As said, the ownership of a card is the right granted to someone to allow him to perform sensitive operation on the card. This right is always given to a user using the wired interface (via smart card reader). While it’s only given at the first use of the card through the NFC wireless interface. That means the very first user to scan a freshly bought card got the ownership’s right on his mobile and can thus perform sensitive operation on the card.
Sensitive operations include :
- Create and seal a new crypto vault.
- Unseal a vault and display private keys.
- Reset a vault.
It also includes the right to transfer ownership.

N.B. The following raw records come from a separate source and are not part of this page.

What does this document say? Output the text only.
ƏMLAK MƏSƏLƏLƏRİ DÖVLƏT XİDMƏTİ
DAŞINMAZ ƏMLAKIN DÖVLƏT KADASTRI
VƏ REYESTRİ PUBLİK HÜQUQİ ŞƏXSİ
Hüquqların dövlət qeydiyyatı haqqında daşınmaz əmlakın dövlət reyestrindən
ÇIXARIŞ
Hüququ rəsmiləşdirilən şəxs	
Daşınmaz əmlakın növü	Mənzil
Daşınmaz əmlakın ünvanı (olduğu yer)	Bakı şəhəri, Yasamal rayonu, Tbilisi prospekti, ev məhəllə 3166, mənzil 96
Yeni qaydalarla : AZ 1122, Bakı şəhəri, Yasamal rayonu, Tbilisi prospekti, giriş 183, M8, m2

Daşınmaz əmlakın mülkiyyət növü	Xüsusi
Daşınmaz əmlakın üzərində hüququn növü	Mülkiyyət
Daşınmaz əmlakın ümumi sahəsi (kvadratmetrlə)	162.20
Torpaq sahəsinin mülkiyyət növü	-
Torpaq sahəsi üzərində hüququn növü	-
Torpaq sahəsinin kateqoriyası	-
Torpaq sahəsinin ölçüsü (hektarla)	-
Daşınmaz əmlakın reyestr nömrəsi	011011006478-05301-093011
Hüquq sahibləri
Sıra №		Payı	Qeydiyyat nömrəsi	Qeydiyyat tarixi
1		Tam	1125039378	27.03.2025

To distinguish the legitimate owner of the card from other users, a pairing process is initiated when the card is transfered to a new owner. To initiate this transfer, the former owner simply click on the ‘Transfer card’ or ‘Transfer ownership’ button in the in the main menu. Immediatly after, the card should be disconnected and provided the new owner to initiate new pairing.
A message is then shown to confirm that a new pairing has been successfully established with the new owner through the app. If the transfer of ownership has not been initiated by the previous owner, the new owner SHOULD perform this transfer as soon as possible. The procedure is the same, except that in this case, it MUST be done via the ‘trusted’ wired interface (since pairing is a sensitive operation and it can only be done via the NFC interface by the legitimate owner).